After Mr Hawke’s vehement intervention, cabinet, in 1991, decided not to allow mining at Coronation Hill and the site was incorporated into Kakudu National Park. This was despite several ministers being in favour of mining and the Treasury and Industry departments warning of dire consequences for investment if a decision to block it was taken.
Cabinet met the Jawoyn people who opposed the mine on the basis that their god Bula lived under the ground and sickness would be visited on them if mining proceeded.
Mr Hawke said that when the issue came before cabinet and there was support for the mining proposal, “I was annoyed beyond measure by the attitude of many of my colleagues, of their cynical dismissal of the beliefs of the Jawoyn people.”
He challenged cabinet that those who opposed the Jawoyn position essentially were saying that the traditional owners were talking “bullshit”. “I think I made probably one of the strongest and bitterest attacks I ever made on my colleagues in the cabinet,” Mr Hawke said.

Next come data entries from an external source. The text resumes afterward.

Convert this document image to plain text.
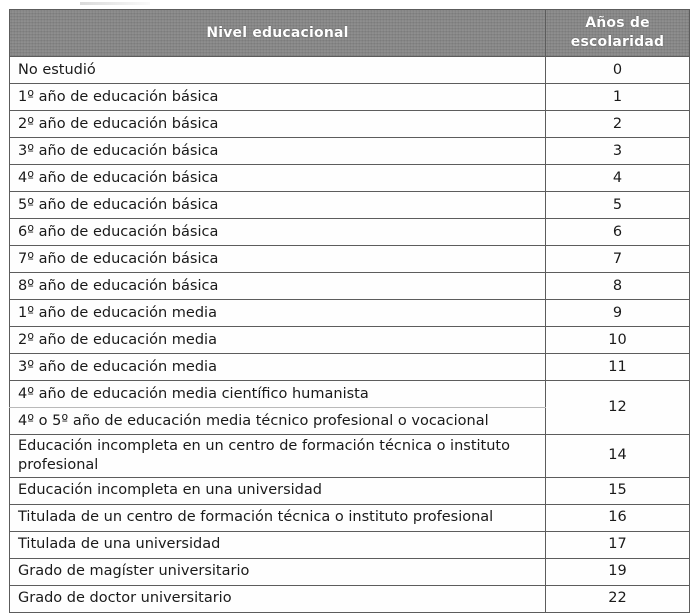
Nivel educacional	Años de
escolaridad

No estudió	0
1º año de educación básica	1
2º año de educación básica	2
3º año de educación básica	3
4º año de educación básica	4
5º año de educación básica	5
6º año de educación básica	6
7º año de educación básica	7
8º año de educación básica	8
1º año de educación media	9
2º año de educación media	10
3º año de educación media	11
4º año de educación media científico humanista	12
4º o 5º año de educación media técnico profesional o vocacional	
Educación incompleta en un centro de formación técnica o instituto profesional	14
Educación incompleta en una universidad	15
Titulada de un centro de formación técnica o instituto profesional	16
Titulada de una universidad	17
Grado de magíster universitario	19
Grado de doctor universitario	22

He said there was no doubt this contributed to his loss of the prime ministership to Paul Keating later in 1991.
Mr Hawke said he attacked the “monumental hypocrisy” of cabinet rejecting the Jawoyn’s beliefs about their god while the same people who denigrated that belief “can easily accommodate and embrace the bundle of mysteries which make up their white Christian beliefs”.
He said this “supercilious supremacist discrimination” was abhorrent to everything he held to be important Labor beliefs.
Treasury warned that if a decision were taken not to allow mining it feared that it would be difficult for the government to persuade the investment and business community that Coronation Hill should be considered a special case.